The AN / APY-2 radar can operate in several modes:
1. Pulse-Doppler without scanning the beam in the vertical plane.
2. Pulse-Doppler with beam scanning in elevation to estimate the flight altitude of air targets.
3. Over-horizon search, with cut-off of signals below the horizon line without Doppler selection.
4. Survey of the water surface with short pulses (to suppress reflections from the sea surface).
5. Passive direction finding of interference sources in the frequency range of the AN / APY-2 radar.
It is also possible to combine all of the above modes in any combination.
The modernized version, designated E-3B, has been under construction since 1984. 24 E-3A aircraft were converted into this modification. Simultaneously with the radar, passive detection means were developed, recording the operation of on-board radars and other aviation radio-technical systems.
The aircraft, upgraded to the AWACS Block 30/35 level, received an AB / AYR-1 electronic reconnaissance station. Visually, they differ from earlier modifications by lateral antennas (on the right and left sides), approximately 4x1 meters in size, which protrude about 0.5 meters beyond the fuselage contours. There are also antennas in the nose and tail of the aircraft. The station consists of 23 modules with a total weight of 850 kg. After the installation of the RTR station on board the aircraft, it was necessary to equip a workplace for another operator.

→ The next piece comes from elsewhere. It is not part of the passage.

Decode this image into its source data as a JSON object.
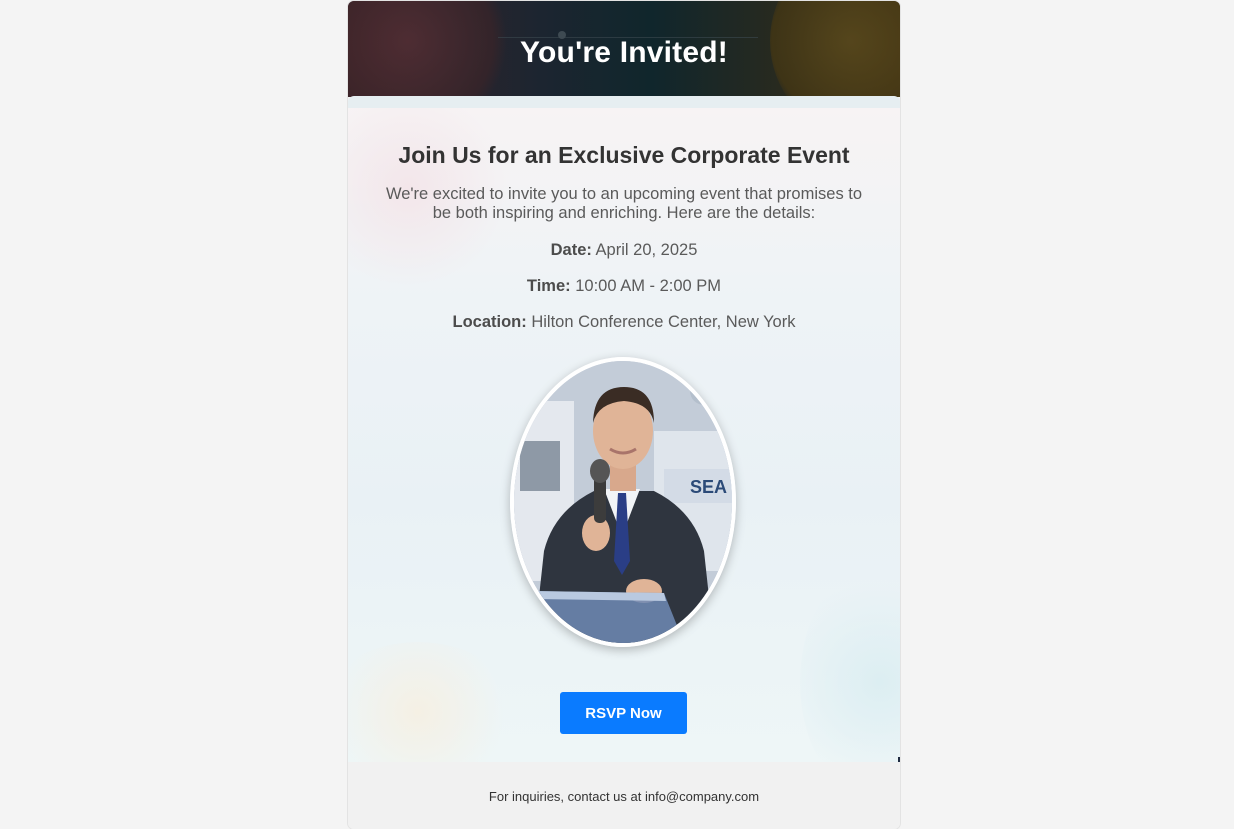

In addition to the US Air Force aircraft, NATO AWACS aircraft underwent a similar revision.
The station is based on two digital receivers united by a processor unit. Which, in addition to instantaneous frequency measurement, carry out amplitude direction finding and parametric recognition of the type of intercepted radiation source. According to data published in open sources, the AB / AYR-1 recognition system is capable of identifying more than 500 types of ground and airborne radars. The station, operating in the frequency range 2-18 GHz, provides circular scanning in a sector of 360 degrees and direction finding of radio emission sources with an error of no more than 3 degrees at a distance of 250 km. Its performance is approximately 100 recognition of radiation sources in 10 s. The maximum operating range of the AB / AYR-1 reconnaissance radio equipment over powerful signal sources exceeds 500 km.
Following the E-3B variant, the E-3C appeared, featuring improved avionics. On this model, in addition to new, more high-performance computers, the APS-133 navigation radar and the AIL APX-103 IFF / TADIL-J digital communication equipment were installed. On this modification, the equipment for displaying radar information was also updated. All cathode ray tube monitors have been replaced with plasma or LCD panels.
British AWACS aircraft Sentry AEW.1, accompanied by interceptors Tornado F.3
The modification with CFM International CFM56-2A engines for the British Air Force received the designation E-3D (Sentry AEW.1). The first aircraft was handed over to the RAF in March 1991; in total, the United Kingdom ordered 7 aircraft. Four AWACS E-3F aircraft with the same engines but different avionics were bought by France.
Modernization of the E-3 Sentry at Tinker airbase
In 2003, the United States allocated $ 2.2 billion to modernize the existing Sentry fleet. In 2007, practical work on modifying Block 40/45 began at Tinker airbase. The first US Air Force E-3G reached full combat readiness in 2015. It is planned to re-equip all American aircraft of the AWACS system with a sufficient flight resource into this version.